도 4를 참조하면, 클로닝 과정에서 필요한 시퀀스 객체를 편집할 수 있는 시퀀스 에디터를 설명한 것으로, 시퀀스 에디터는 시퀀스 객체를 불러와 수정, 편집하여 다시 시퀀스 객체로 저장하는 도구이다.Referring to FIG. 4, a sequence editor capable of editing a sequence object required in a cloning process has been described. The sequence editor is a tool for calling, modifying, editing, and storing a sequence object as a sequence object.

이 모든 과정을 통합해서 설명하면, 클로닝을 위해서는 벡터와 인서트가 필요한데, 인서트에서 특정한 범위의 시퀀스를 증폭하기 위해 피씨알 과정이 필요하며, 이 피씨알에 필요한 프라이머를 만들어 내기 위해서 프라이머 디자이너를 이용해 프라이머를 만들어 낸다. 이 과정은 이미 만들어진 프라이머가 있거나 프라이머가 필요 없는 경우는 생략이 가능하다. 피씨알을 통해 블런트(blunt,오버행이 없는) 시퀀스가 나오게 되면 디엔에이 커터를 거쳐 라이게이션을 위한 잘린 인서트가 만들어지게 된다. 벡터는 디엔에이 커터에서 오버행을 가지거나 블런트인 잘린 벡터가 나오게 되면 라이게이션 과정을 거쳐서 새로운 프라스미드가 만들어진다.Integrating all of these steps, cloning requires vectors and inserts, which require a PCR process to amplify a specific range of sequences in the insert, and using primer designers to create the primers needed for this process. To produce This process can be omitted if you have a primer already made or do not need it. When the PAL comes out of a blunt sequence, it cuts through the die cutter to create a cut insert for ligation. When the vector has an overhang or a blunt cut vector from the DNA cutter, a ligation process creates a new plasmid.

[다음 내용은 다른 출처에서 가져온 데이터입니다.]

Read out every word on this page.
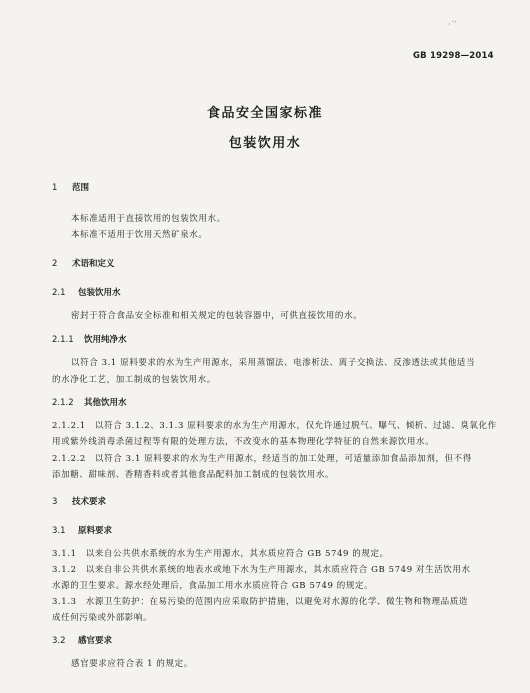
·´′
GB 19298—2014
食品安全国家标准
包装饮用水
1 范围
本标准适用于直接饮用的包装饮用水。
本标准不适用于饮用天然矿泉水。
2 术语和定义
2.1 包装饮用水
密封于符合食品安全标准和相关规定的包装容器中，可供直接饮用的水。
2.1.1 饮用纯净水
以符合 3.1 原料要求的水为生产用源水，采用蒸馏法、电渗析法、离子交换法、反渗透法或其他适当
的水净化工艺，加工制成的包装饮用水。
2.1.2 其他饮用水
2.1.2.1　以符合 3.1.2、3.1.3 原料要求的水为生产用源水，仅允许通过脱气、曝气、倾析、过滤、臭氧化作
用或紫外线消毒杀菌过程等有限的处理方法，不改变水的基本物理化学特征的自然来源饮用水。
2.1.2.2　以符合 3.1 原料要求的水为生产用源水，经适当的加工处理，可适量添加食品添加剂，但不得
添加糖、甜味剂、香精香料或者其他食品配料加工制成的包装饮用水。
3 技术要求
3.1 原料要求
3.1.1　以来自公共供水系统的水为生产用源水，其水质应符合 GB 5749 的规定。
3.1.2　以来自非公共供水系统的地表水或地下水为生产用源水，其水质应符合 GB 5749 对生活饮用水
水源的卫生要求。源水经处理后，食品加工用水水质应符合 GB 5749 的规定。
3.1.3　水源卫生防护：在易污染的范围内应采取防护措施，以避免对水源的化学、微生物和物理品质造
成任何污染或外部影响。
3.2 感官要求
感官要求应符合表 1 的规定。
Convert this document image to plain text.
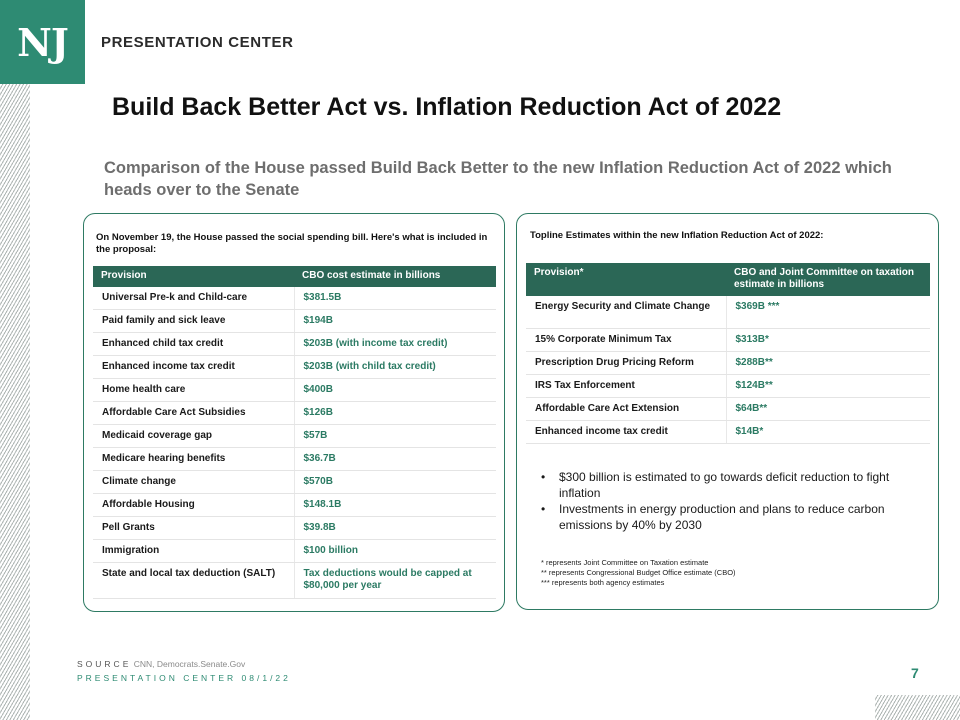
NJ PRESENTATION CENTER
Build Back Better Act vs. Inflation Reduction Act of 2022
Comparison of the House passed Build Back Better to the new Inflation Reduction Act of 2022 which heads over to the Senate
On November 19, the House passed the social spending bill. Here's what is included in the proposal:
Provision	CBO cost estimate in billions
Universal Pre-k and Child-care	$381.5B
Paid family and sick leave	$194B
Enhanced child tax credit	$203B (with income tax credit)
Enhanced income tax credit	$203B (with child tax credit)
Home health care	$400B
Affordable Care Act Subsidies	$126B
Medicaid coverage gap	$57B
Medicare hearing benefits	$36.7B
Climate change	$570B
Affordable Housing	$148.1B
Pell Grants	$39.8B
Immigration	$100 billion
State and local tax deduction (SALT)	Tax deductions would be capped at $80,000 per year
Topline Estimates within the new Inflation Reduction Act of 2022:
Provision*	CBO and Joint Committee on taxation estimate in billions
Energy Security and Climate Change	$369B ***
15% Corporate Minimum Tax	$313B*
Prescription Drug Pricing Reform	$288B**
IRS Tax Enforcement	$124B**
Affordable Care Act Extension	$64B**
Enhanced income tax credit	$14B*
• $300 billion is estimated to go towards deficit reduction to fight inflation
• Investments in energy production and plans to reduce carbon emissions by 40% by 2030
* represents Joint Committee on Taxation estimate
** represents Congressional Budget Office estimate (CBO)
*** represents both agency estimates
SOURCE CNN, Democrats.Senate.Gov
PRESENTATION CENTER 08/1/22	7
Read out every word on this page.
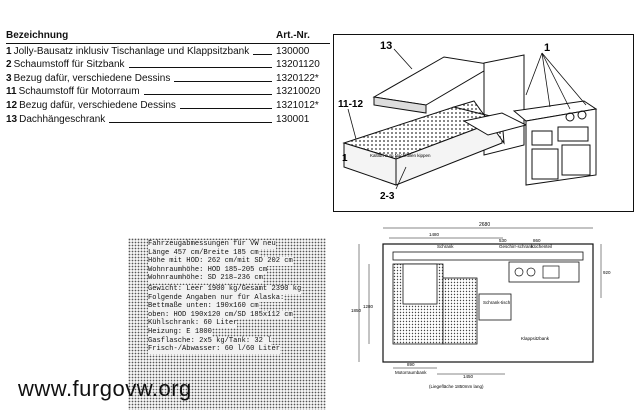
Bezeichnung	Art.-Nr.
1 Jolly-Bausatz inklusiv Tischanlage und Klappsitzbank	130000
2 Schaumstoff für Sitzbank	13201120
3 Bezug dafür, verschiedene Dessins	1320122*
11 Schaumstoff für Motorraum	13210020
12 Bezug dafür, verschiedene Dessins	1321012*
13 Dachhängeschrank	130001
13	1
11-12
1
2-3
Kaltluft zum Nachfüllen kippen
2680
1480
Schrank
530
Geschirr-schrank
860
Küchenteil
Schrank-tisch
920
1850
1280
Klappsitzbank
890
Motorraumbank
1450
(Liegefläche 1850mm lang)
Fahrzeugabmessungen für VW neu
Länge 457 cm/Breite 185 cm
Höhe mit HOD: 262 cm/mit SD 202 cm
Wohnraumhöhe: HOD 185–205 cm
Wohnraumhöhe: SD 218–236 cm
Gewicht: Leer 1900 kg/Gesamt 2390 kg  Folgende Angaben nur für Alaska:
Bettmaße unten: 190x160 cm
oben: HOD 190x120 cm/SD 185x112 cm
Kühlschrank: 60 Liter
Heizung: E 1800
Gasflasche: 2x5 kg/Tank: 32 l
Frisch-/Abwasser: 60 l/60 Liter
www.furgovw.org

이러한 과정을 구현하기 위해서 각 과정의 프로그램은 이전 과정의 프로그램과 독립성을 유지하기 위해 프로그램 상호간에 오가는 데이터인 시퀀스를 객체(object)화 시켰으며 이를 텍스트 파일 형태로 표현, 보관한다. 여기에서 실험실에서 물질적으로 존재하는 분자를 객체화 시켜서 표현한 것을 시퀀스 객체(sequence object)라고 한다.In order to implement this process, the program of each process objectizes the sequence, which is the data coming and going between the programs, in order to maintain its independence from the program of the previous process. Here, the representation of the physically present molecules in the laboratory is called a sequence object.

또한, 본 발명에서는 이러한 시퀀스 객체를 클로닝 에디터의 각 모듈에서 입출력 할 수 있는 형식의 표현으로 하는 것을 시퀀스 객체 표현 형식이라고 하며 도 6과 도8에서 그 예를 확인할 수 있다. 시퀀스 객체 표현은 다른 시퀀스 표현 형식이 표현할 수 없는 시퀀스의 오버행을 표현하여 클로닝 에디터에서 쓰이는 유전자의 정확한 형태를 표현할 수 있다.In addition, in the present invention, the sequence object representation format is a representation of a format that can be input and output from each module of the cloning editor, and the example can be seen in FIGS. 6 and 8. The sequence object representation can express the exact form of the gene used in the cloning editor by expressing an overhang of a sequence that cannot be represented by another sequence representation format.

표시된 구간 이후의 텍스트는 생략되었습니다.